Sind Sie ein Putin-Versteher, Herr Schönbach?
Vizeadmiral a. D. Kay-Achim Schönbach war bis Anfang 2022 der Chef der deutschen Marine. Am 21. Januar des Jahres trat er als Redner der Denkfabrik „Manohar Parrikar Institute for Defense Studies and Analyses“ in Neu Delhi auf. Angesichts des Aufmarsches von 100.000 russischen Soldaten zu der Zeit an der ukranischen Grenze sagte er damals:
„Ist Russland wirklich daran interessiert, einen kleinen Streifen ukrainischen Bodens zu haben, den er in ihr Land integriert hat? Nein, das ist Unsinn. Ich denke, Putin übt wahrscheinlich Druck darauf aus, weil er es tun kann. Und er weiß, dass er die Europäische Union spaltet. Doch was er wirklich will, ist Respekt. Er will auf Augenhöhe, er will Respekt. Und – mein Gott – jemandem Respekt entgegenzubringen, kostet wenig, kostet nichts. Also, wenn man mich fragen würde: Es ist leicht, ihm sogar den Respekt zu geben, den er wirklich fordert – und vermutlich auch verdient.“
Sätze, die dem hohen Offizier kurz darauf den Job kostete, weil diese Aussagen der Politik der Bundesrepublik entgegenstand, meinte jedenfalls die Bundesverteidigungsministerin Christina Lambrecht (SPD). Grund, mit dem Mann selbst zu sprechen.
Herr Schönbach, oder soll ich Sie Admiral aD nennen?
Lieber Herr Kelle, ich bin Vizeadmiral außer Dienst, aber ich heiße Schönbach, also alles gut…
…also, in Ihrer inzwischen berühmten …doch eher berüchtigten, wenn man den Qualitätsmedien folgt“… Rede bei einer Denkfabrik in Neu Delhi haben sie – live im Internet übertragen – gesagt, die Ukraine sei immer russisches Kernland gewesen, der Westen brauche Russland als Verbündeten gegen China und man solle dem russischen Präsidenten Wladimir Putin einfach Respekt zeigen. Kurz darauf befanden Sie sich im Ruhestand – befohlen von der damaligen Verteidigungsministerin Lambrecht, Sind sie also ein Putin-Versteher?
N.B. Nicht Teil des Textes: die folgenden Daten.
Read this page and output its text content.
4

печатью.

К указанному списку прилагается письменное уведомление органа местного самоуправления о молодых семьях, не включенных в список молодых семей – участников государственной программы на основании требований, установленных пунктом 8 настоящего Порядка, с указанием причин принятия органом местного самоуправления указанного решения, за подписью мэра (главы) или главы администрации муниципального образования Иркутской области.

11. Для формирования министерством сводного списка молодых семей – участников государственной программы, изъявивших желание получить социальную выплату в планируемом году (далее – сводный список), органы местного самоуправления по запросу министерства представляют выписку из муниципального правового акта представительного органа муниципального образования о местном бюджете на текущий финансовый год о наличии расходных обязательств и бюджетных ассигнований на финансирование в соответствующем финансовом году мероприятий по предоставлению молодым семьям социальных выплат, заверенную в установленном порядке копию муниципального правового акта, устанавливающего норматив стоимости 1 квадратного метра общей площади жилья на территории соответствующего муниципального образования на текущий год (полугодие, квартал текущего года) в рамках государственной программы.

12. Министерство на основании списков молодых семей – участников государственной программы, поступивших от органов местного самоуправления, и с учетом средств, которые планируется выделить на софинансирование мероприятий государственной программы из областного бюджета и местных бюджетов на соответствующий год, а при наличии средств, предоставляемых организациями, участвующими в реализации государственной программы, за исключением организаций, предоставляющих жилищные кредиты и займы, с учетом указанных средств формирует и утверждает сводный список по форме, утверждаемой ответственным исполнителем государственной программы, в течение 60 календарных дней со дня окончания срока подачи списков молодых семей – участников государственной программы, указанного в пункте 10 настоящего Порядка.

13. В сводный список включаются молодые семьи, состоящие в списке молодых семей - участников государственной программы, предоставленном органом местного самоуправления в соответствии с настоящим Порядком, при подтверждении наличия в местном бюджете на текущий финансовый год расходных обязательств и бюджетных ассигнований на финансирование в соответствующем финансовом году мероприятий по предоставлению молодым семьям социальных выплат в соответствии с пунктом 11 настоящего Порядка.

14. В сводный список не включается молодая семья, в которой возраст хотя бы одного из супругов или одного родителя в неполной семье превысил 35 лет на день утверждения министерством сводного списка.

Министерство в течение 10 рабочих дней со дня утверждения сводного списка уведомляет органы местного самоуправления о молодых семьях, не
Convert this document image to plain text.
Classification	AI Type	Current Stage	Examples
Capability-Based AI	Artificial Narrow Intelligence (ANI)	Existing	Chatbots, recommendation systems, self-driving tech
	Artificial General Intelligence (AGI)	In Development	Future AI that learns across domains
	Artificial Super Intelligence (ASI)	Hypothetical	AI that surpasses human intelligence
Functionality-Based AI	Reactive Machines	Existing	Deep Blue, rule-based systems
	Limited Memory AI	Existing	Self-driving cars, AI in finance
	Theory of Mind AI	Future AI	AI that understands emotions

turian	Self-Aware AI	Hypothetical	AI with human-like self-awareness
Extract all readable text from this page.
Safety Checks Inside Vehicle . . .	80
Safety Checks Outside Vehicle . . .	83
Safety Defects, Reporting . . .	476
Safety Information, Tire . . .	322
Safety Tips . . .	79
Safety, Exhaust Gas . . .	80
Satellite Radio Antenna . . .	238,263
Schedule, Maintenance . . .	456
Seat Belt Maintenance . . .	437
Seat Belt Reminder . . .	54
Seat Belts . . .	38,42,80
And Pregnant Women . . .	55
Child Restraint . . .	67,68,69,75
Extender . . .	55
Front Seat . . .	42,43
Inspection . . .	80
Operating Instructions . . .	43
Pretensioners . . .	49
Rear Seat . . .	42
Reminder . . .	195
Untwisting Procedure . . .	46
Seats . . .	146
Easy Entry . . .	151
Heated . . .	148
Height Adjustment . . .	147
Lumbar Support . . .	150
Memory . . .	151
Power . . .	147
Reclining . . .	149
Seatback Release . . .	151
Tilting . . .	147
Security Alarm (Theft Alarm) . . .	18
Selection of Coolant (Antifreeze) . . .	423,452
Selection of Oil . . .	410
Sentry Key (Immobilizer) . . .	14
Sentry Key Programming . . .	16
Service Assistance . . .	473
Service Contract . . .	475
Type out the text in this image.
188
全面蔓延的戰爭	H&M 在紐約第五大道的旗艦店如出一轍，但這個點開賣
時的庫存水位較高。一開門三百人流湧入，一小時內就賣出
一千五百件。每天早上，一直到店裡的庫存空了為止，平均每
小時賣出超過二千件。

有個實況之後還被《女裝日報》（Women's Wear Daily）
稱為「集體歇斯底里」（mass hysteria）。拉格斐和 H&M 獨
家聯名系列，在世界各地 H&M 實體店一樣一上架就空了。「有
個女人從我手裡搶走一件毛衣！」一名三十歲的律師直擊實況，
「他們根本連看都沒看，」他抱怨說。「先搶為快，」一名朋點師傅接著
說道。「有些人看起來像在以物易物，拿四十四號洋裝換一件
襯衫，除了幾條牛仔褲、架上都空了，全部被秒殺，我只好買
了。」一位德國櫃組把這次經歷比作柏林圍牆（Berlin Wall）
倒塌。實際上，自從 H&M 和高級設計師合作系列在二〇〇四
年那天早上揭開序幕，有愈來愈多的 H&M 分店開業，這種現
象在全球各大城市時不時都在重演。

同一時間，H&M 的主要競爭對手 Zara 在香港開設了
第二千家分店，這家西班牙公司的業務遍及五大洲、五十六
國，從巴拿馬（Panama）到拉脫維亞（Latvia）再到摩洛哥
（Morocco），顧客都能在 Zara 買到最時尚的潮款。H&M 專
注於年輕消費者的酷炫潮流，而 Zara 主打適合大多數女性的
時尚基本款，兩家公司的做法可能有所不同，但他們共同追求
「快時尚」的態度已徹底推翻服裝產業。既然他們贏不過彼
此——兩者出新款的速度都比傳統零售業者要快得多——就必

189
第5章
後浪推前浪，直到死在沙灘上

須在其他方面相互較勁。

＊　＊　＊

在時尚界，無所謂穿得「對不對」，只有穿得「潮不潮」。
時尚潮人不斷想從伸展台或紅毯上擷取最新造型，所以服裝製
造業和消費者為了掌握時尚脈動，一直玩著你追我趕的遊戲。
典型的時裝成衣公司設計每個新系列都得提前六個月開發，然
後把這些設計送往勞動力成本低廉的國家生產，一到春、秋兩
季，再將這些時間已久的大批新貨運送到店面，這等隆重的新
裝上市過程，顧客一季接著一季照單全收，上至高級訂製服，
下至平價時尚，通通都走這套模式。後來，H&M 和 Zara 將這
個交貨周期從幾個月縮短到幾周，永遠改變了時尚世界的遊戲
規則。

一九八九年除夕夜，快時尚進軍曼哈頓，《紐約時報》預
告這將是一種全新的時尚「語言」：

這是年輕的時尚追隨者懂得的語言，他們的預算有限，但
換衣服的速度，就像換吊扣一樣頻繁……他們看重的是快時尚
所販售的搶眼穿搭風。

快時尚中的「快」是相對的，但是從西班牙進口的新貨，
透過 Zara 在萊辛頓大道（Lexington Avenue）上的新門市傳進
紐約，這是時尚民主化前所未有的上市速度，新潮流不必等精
Nein, ganz und gar nicht. Das war ich nie und werde es auch absehbar nicht werden. Die Veranstaltung in Neu-Dehli war ein Austausch von Informationen, Meinungen und Einschätzungen im internen Kreis. Es ging dabei vorrangig darum, wie die Lage in den verschiedenen Weltregionen einzuordnen ist.
Mein von Ihnen angesprochener Anteil war erklärend, und er wurde im Kreis dieser Experten auch uneingeschränkt geteilt. Auch meine später verkürzte Aussage „Die Krim sei weg und käme nicht wieder“ bezeugte meine Ansicht, Russland werde die Halbinsel auf freiwilliger Basis nicht an die Ukraine zurückgeben. Nicht aber, dass ich die Wegnahme für guthieß. Was für ein absurder Gedanke.
Auch die Frage nach dem Respekt für Putin zielte darauf, dass es darum ginge, einen respektvollen Austausch mit Russland zu pflegen, wie mit möglichst jedem Land oder Staatschef dieser Welt. Das heißt aber noch lange nicht, dass man die Auffassungen dieser Herren teilt. Übrigens etwas, was der französische Präsident Macron in ähnlicher Weise kurz danach zum Ausdruck brachte. Letztlich war das Oberthema „Wie schützt man die Ukraine?“. Es wurde in den Medien dann das Gegenteil konstruiert.
Die Sicherheitslage in Europa hat sich durch den russischen Angriff auf die Ukraine dramatisch verändert. War der Westen, waren die NATO und besonders Deutschland zu naiv in der Beurteilung Russlands?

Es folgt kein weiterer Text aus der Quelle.